Once upon a time, I wanted a relationship with someone I decided would be perfect for me. I imagined myself happily and successfully finding lasting love. No one else appealed to me once we met and started dating. So, with my regular set of essential relationship-seeking tools—Must Haves, Can’t Stands, Love Languages, 36 questions, etc.—I went after this wearing an attractive pair of rose-colored glasses.

Even with all these powerful tools at work, recognizing the difference between real—gut level—intuition and false negative self-talk, is very tricky. Which is illusion and which is reality?

What happens to us when we turn off intuitive flags mistaken for negative thinking? Suddenly we don’t follow our own best knowing and end up down a road we didn’t mean to turn on.

This can happen in every aspect of our lives. We meet someone and want them to be Ms./Mr. Right, so we see them through the potential we hope for. Or we want our children to be this way or that, so we overlook hints of trouble when they show up.

Perhaps the light of our hopeful vision creates blind spots. When we look ahead into a bright sunny day, we sometimes must shade our eyes to improve our vision.

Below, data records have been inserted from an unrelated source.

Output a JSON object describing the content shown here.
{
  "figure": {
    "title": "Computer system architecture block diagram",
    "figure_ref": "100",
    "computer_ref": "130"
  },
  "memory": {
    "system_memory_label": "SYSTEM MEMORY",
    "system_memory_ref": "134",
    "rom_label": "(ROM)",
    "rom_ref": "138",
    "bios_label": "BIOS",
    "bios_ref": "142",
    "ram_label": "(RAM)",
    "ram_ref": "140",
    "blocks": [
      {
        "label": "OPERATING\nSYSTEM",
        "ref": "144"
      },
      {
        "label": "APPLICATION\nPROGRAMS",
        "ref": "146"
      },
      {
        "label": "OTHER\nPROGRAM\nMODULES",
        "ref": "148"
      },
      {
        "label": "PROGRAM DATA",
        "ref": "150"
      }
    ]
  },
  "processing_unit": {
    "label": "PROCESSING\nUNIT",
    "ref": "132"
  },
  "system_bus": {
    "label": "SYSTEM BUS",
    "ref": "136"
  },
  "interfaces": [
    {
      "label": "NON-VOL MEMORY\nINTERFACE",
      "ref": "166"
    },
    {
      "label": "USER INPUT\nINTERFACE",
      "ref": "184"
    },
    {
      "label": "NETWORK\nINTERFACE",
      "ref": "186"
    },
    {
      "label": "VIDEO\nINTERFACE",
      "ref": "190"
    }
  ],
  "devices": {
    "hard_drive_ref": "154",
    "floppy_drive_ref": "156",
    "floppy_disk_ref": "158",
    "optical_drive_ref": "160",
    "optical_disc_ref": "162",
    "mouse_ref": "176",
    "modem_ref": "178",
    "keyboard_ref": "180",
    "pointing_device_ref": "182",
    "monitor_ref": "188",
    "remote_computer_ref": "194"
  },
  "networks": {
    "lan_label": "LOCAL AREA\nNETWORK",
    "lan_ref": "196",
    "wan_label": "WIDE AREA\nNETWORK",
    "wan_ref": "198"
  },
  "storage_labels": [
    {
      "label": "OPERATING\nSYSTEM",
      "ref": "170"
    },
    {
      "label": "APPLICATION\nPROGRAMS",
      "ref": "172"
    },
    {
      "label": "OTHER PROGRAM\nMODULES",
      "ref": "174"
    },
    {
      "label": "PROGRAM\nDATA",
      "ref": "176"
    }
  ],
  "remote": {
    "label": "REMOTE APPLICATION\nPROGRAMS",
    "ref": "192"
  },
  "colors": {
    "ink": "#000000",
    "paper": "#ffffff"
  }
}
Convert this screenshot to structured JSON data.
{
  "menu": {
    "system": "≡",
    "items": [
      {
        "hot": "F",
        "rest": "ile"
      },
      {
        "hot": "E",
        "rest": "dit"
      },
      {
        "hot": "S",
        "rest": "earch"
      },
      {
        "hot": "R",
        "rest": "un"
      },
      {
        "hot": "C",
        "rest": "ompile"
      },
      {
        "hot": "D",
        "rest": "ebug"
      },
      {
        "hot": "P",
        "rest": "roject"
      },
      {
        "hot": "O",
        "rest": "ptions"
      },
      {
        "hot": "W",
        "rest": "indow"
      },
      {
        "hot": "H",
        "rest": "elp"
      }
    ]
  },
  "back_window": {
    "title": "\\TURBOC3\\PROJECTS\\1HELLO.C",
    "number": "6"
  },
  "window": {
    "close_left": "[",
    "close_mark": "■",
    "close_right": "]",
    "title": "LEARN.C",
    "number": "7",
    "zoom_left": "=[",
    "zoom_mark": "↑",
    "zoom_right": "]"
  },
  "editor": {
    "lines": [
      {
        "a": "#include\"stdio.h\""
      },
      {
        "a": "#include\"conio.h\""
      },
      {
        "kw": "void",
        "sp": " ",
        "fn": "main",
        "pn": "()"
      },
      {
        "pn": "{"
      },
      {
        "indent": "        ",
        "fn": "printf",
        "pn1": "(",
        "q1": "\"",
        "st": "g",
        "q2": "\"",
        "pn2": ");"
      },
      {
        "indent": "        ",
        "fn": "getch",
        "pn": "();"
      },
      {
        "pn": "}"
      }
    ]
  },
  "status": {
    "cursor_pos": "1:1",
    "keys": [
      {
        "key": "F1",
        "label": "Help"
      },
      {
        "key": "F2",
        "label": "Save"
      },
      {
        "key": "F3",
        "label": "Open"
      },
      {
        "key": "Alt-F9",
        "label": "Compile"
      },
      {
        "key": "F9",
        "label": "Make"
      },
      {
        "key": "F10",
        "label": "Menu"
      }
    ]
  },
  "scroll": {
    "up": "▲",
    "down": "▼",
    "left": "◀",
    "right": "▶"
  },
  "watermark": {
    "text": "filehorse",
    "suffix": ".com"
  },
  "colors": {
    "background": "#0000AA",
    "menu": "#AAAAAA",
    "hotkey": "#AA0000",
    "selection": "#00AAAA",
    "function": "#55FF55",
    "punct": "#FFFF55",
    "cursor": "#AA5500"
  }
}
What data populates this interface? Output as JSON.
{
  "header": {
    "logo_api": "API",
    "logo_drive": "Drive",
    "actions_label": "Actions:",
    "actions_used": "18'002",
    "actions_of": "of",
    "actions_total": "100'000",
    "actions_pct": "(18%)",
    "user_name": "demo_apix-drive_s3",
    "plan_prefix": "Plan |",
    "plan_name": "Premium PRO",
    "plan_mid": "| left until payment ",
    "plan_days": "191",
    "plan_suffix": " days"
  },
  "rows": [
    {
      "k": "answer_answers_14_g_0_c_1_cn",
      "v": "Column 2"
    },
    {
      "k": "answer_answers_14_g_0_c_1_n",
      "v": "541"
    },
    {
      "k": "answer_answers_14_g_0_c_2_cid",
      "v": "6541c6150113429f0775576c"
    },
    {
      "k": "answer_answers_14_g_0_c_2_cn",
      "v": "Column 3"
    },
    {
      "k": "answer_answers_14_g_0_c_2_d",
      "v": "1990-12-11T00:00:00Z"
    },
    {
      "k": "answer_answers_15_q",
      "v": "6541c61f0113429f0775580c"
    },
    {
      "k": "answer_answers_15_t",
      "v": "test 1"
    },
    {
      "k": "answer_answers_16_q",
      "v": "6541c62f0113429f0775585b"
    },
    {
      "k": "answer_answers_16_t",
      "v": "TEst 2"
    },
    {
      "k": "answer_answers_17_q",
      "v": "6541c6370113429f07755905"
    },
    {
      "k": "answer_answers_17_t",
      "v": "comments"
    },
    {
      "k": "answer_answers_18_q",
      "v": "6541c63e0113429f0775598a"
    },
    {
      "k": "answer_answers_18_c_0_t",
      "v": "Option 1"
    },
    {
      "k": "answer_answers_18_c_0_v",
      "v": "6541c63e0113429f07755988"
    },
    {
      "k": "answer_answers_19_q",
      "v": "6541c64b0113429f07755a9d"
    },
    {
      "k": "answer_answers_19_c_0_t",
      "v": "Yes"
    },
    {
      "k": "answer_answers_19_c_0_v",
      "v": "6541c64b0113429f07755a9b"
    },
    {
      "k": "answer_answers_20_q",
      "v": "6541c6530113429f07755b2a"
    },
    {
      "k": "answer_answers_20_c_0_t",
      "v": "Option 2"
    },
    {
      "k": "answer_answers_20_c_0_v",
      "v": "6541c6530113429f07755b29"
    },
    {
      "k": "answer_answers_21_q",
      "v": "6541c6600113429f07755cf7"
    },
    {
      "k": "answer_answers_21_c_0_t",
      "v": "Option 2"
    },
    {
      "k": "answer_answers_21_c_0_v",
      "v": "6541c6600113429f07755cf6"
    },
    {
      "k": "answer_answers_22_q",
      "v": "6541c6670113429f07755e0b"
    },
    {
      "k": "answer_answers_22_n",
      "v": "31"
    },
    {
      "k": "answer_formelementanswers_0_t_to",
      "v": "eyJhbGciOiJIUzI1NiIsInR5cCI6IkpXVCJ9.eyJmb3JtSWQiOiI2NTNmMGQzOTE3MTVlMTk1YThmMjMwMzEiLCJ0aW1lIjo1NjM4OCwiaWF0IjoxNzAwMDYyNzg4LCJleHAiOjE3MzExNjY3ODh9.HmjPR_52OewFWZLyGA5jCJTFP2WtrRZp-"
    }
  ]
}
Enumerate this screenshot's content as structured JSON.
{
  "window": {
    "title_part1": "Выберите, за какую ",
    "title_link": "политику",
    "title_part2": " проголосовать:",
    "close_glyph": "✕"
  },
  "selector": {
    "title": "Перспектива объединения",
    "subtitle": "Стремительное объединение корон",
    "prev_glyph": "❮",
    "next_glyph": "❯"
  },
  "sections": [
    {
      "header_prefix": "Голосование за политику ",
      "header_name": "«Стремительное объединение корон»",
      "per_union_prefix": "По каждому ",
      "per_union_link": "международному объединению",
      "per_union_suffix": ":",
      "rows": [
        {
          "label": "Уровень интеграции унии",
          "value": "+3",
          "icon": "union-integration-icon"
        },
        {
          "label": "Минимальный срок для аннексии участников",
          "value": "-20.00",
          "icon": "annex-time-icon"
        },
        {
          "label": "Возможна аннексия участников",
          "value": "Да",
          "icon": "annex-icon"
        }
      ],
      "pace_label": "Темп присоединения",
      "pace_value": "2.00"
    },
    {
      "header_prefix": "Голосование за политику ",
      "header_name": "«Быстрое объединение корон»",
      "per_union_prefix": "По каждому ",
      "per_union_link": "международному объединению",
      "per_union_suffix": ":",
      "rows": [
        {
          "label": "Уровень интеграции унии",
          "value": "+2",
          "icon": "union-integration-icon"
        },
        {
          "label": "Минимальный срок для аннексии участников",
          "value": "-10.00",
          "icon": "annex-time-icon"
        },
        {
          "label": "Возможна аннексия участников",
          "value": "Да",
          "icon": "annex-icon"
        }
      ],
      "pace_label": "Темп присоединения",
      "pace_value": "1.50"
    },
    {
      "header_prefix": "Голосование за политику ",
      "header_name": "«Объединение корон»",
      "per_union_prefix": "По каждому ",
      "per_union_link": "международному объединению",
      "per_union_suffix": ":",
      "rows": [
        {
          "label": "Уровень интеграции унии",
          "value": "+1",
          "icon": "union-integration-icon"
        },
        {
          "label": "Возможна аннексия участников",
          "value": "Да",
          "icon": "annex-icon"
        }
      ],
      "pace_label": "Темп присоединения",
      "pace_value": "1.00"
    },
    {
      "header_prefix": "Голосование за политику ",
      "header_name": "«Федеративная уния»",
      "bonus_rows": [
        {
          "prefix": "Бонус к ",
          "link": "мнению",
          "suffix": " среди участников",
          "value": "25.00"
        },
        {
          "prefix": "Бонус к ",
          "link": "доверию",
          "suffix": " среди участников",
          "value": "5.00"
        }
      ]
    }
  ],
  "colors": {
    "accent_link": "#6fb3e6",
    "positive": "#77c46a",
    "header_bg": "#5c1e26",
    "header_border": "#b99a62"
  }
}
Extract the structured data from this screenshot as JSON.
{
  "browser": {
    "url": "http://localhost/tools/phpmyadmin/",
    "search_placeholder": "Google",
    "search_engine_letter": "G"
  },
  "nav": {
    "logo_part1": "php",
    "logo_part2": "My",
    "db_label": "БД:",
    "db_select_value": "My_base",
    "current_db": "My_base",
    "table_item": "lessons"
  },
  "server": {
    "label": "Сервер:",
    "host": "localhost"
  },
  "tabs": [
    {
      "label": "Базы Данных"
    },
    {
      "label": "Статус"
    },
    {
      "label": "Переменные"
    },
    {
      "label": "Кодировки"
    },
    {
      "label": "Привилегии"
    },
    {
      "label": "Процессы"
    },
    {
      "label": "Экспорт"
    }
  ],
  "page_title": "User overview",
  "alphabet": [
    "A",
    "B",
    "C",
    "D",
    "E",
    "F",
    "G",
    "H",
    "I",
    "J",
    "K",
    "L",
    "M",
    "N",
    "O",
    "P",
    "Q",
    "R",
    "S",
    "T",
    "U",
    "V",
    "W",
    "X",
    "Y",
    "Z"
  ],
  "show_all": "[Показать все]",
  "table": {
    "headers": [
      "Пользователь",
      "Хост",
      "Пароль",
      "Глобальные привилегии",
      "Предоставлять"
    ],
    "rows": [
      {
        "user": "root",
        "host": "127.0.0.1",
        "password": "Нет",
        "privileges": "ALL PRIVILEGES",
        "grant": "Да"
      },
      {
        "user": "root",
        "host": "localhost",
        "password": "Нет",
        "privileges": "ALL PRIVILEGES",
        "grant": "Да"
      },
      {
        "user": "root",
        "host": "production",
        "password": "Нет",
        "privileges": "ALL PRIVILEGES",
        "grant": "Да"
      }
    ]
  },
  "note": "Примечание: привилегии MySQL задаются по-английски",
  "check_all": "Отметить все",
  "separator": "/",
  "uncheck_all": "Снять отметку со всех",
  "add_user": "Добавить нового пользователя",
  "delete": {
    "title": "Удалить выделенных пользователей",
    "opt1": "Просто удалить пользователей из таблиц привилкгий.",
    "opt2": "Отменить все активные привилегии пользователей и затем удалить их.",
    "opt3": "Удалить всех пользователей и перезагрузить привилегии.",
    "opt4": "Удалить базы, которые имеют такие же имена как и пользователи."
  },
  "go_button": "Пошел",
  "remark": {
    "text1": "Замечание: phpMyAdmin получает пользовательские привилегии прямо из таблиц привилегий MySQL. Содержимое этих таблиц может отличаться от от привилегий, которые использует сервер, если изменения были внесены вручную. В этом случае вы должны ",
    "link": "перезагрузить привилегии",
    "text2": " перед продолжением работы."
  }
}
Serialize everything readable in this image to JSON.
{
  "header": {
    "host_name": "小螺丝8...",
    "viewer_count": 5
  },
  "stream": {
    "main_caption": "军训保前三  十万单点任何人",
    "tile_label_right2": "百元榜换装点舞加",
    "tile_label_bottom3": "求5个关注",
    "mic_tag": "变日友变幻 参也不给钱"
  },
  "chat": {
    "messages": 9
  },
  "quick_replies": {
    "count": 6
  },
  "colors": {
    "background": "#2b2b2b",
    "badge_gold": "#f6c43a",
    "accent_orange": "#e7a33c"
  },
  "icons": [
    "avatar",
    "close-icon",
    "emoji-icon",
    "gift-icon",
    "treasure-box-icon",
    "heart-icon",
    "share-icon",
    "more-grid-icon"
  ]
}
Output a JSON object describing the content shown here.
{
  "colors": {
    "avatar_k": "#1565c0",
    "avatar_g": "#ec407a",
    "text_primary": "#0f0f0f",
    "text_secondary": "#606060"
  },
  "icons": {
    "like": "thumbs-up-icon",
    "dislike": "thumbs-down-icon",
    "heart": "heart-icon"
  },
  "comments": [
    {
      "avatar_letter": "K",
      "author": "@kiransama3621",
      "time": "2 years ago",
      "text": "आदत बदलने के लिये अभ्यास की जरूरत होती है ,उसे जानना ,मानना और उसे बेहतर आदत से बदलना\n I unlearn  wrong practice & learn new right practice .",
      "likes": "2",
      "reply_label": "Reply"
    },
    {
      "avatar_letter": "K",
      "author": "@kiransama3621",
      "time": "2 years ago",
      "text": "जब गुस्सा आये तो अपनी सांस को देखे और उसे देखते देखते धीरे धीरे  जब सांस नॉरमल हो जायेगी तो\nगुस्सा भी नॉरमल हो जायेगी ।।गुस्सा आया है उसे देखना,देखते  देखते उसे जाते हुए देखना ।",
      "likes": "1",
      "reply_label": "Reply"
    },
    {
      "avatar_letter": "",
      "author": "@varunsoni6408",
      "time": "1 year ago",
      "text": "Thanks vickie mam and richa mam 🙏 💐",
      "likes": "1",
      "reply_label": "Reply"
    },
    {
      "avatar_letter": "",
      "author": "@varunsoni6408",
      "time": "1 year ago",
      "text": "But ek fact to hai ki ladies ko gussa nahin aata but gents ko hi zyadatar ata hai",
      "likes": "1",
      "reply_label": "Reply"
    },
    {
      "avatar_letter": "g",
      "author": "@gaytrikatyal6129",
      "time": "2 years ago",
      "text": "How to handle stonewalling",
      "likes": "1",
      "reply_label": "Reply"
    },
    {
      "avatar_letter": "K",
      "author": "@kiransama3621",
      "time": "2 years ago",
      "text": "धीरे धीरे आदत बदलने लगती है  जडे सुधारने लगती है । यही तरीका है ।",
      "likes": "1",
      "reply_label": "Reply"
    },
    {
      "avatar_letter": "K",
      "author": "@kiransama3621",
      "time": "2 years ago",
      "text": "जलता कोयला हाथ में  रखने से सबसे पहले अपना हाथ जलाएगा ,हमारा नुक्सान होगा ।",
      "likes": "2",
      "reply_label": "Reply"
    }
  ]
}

Wanting something without filtering our view through our own intuitive knowing blinds us to what we don’t want to see. We can’t let our desires overpower this directional compass.

Hindsight often reveals information that was in front of us, hidden in our intuition, but we chose to overlook it in favor of hopeful thinking like giving someone the benefit of the doubt. We look back and say, “I should have trusted my doubts instead of believing him.”

The knowing is in the overlooked intuition, or “gut feeling.” So, the best thing we can do is to learn to recognize when our intuition is trying to be heard and take time to listen to our own questioning.

Charles Dickens wrote, “Love is in all things a most wonderful teacher.”

In the end, falling in love with him was the best thing that never happened to me.